Adapté des mémoires de Scott Thorson, jeune californien tombé sous le charme d’un Richard Clayderman sexagénaire de Las Vegas, Ma Vie avec Liberace est tout sauf un biopic. De façon insidieuse, Soderbergh n’accorde jamais le moindre crédit à ce pianiste mécanique. On ne le verra d’ailleurs jamais répéter.

Il le prend pour ce qu’il est : une image de strass dans son “palace kitch”, aliéné par le succès jusque chez lui, enchaînant les liftings pour repousser l’âge de le retraite. Le personnage qui l’intéresse, c’est l’autre, ce Scott planqué “derrière le candélabre” (titre original du film), amant tenu secret pour ne pas effrayer un public bien-pensant, se mettant au régime californien des paradis artificiels pour oublier qu’il court après une chimère.

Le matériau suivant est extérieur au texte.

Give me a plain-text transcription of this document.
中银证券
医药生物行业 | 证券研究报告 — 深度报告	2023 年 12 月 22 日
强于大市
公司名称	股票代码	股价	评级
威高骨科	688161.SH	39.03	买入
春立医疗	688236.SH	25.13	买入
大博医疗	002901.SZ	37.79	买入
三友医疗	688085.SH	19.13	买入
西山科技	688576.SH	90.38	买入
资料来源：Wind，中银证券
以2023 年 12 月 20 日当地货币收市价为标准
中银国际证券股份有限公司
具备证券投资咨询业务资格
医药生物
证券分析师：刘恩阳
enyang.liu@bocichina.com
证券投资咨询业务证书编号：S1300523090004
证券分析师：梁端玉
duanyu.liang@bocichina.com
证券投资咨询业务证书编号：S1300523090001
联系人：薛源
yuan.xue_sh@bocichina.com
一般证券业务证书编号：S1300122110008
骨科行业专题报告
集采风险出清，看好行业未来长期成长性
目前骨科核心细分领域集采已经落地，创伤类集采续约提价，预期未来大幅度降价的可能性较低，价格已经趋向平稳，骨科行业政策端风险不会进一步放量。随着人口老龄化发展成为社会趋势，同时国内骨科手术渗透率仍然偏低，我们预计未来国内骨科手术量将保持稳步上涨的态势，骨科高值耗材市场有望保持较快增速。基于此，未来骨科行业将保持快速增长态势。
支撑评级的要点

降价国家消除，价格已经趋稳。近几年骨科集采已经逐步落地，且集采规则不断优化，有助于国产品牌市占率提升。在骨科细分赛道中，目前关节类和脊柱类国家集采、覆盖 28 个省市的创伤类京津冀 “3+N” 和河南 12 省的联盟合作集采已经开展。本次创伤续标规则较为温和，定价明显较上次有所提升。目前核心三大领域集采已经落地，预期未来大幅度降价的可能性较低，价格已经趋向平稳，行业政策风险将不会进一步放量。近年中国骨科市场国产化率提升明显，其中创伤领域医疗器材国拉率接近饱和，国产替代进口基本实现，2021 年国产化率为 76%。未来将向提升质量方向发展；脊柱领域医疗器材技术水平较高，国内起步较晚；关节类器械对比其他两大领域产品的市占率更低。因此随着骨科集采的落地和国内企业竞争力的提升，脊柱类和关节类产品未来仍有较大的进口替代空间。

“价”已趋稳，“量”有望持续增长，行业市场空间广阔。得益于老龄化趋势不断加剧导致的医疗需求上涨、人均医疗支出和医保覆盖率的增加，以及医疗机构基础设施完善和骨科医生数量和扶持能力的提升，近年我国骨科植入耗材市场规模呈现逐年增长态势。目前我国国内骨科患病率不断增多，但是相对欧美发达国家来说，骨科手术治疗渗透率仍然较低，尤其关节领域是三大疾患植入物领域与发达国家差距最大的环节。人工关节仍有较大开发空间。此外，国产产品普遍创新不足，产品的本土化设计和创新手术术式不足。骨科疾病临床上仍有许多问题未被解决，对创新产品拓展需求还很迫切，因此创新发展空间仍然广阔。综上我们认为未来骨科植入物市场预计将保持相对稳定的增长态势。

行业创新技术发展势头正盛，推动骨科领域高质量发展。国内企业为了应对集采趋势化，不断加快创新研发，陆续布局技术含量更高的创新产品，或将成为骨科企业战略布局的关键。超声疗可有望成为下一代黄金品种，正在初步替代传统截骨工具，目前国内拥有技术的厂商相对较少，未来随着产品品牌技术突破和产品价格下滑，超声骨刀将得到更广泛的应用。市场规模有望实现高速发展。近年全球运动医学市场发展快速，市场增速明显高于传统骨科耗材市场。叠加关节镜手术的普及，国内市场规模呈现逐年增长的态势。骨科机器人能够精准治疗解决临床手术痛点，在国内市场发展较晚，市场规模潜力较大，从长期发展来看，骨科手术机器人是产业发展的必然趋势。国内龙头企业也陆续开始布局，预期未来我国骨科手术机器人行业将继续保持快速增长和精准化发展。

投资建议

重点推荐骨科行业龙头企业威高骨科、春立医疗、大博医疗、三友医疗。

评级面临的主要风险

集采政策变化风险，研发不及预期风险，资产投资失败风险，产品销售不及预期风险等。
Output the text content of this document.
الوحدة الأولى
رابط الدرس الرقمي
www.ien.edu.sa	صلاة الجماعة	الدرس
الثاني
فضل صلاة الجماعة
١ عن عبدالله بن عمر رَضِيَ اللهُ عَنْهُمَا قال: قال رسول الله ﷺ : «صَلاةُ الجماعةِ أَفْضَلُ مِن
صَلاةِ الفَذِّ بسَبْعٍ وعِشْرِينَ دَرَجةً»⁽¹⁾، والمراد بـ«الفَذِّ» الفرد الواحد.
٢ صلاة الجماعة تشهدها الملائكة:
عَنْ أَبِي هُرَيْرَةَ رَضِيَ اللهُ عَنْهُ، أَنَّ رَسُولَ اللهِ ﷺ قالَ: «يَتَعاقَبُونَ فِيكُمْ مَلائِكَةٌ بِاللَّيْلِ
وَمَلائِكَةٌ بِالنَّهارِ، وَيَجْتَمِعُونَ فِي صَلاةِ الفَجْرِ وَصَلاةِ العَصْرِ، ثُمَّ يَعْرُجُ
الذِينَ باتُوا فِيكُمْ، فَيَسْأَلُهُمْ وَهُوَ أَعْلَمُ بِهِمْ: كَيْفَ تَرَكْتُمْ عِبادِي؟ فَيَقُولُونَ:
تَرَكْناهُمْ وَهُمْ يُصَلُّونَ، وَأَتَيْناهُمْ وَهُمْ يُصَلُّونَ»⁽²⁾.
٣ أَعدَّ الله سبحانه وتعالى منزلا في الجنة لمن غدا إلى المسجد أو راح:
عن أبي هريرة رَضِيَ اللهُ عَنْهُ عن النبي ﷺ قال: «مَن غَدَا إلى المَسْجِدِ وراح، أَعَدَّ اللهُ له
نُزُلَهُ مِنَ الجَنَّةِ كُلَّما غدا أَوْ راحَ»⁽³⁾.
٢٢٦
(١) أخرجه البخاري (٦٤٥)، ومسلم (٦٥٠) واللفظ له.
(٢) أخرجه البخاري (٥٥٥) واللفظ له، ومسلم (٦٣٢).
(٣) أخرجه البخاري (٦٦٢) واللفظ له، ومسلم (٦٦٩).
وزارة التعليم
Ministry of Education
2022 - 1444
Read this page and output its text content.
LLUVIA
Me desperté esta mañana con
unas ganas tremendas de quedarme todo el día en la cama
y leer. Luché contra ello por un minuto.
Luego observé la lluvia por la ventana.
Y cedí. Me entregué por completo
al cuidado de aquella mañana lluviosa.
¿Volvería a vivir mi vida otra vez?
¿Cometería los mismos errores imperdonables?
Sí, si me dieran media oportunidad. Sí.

Matt Damon et Michael Douglas en amants gay dans Ma Vie avec Liberace.
Un semblant d’amour sous le strass… (Matt Damon et Michael Douglas)

Amours mécaniques

C’est une toute autre mécanique que le piano qui intéresse Soderbergh, celle d’une tragédie maquillée sous le plus luxuriant décorum, une histoire d’amour écrasée par la puissance du succès. Pour la filmer, il va utiliser l’arme suprême : le cadrage ironique.

Soderbergh a toujours été Hawksien, filmant tous les genres sans jamais vouloir imposer un style par trop reconnaissable. Ici, s’amusant une superbe photo irisée de porno soft, il pratique, impassible, le détail qui tue. La très belle rencontre entre Lee et Scott a lieu derrière la moue de l’ancien giton de Lee au premier plan, position dans laquelle on retrouvera Scott à la fin du film.

Sa vie avec Liberace

Un gros plan sur les pantoufles dorées de Liberace pendant qu’il cause anéantit la moindre sincérité du personnage, et lorsque l’ancien homme de maison fait savoir à Scott qu’il était là avant lui, Soderbergh cadre son entrejambe de dos, ramenant cette histoire à ce qu’elle est : une sordide affaire de fesses.

La tragédie annoncée galope à un rythme de comédie, et c’est le piano boogie virtuose de Liberace qui accompagne les opérations de chirurgie esthétique à répétition des deux amants, comme pour mieux les suivre dans leur course à l’abîme.

Michael Douglas et Matt Damon dans Ma Vie avec Liberace de Steven Soderbergh.
Michael et Matt Damon, presque sobres quand il s’agit de voitures…

Matt Damon forever

Behind the Candelabra est une tragi-comédie limpide appliqué au sujet le plus tordu qui soit : la fausseté d’un couple en négociation permanente (même Scott encouragera Lee à cacher son homosexualité), piégé par son mensonge initial. L’écrin le plus flamboyant et le plus vénéneux d’un naufrage au temps des années Sida (Rock Hudson en Une des journaux).

Encore plus que l’épatant Michael Douglas fané sous la moumoute, Matt Damon, d’abord gueule d’ange, amour rentré, puis drogué à l’intériorité ravagée, pataud et meurtri, traverse le film comme une étoile filant tout droit du placard au tombeau. Le film, c’est lui.

Ma vie avec Liberace de Steven Soderbergh (Behind the candelabra, 2013, Etats-Unis, 1h58) avec Matt Damon, Michael Douglas, Dan Ackroyd, Rob Lowe, Paul Reiser, Debbie Reynolds… Disponible gratuitement en replay sur FranceTV.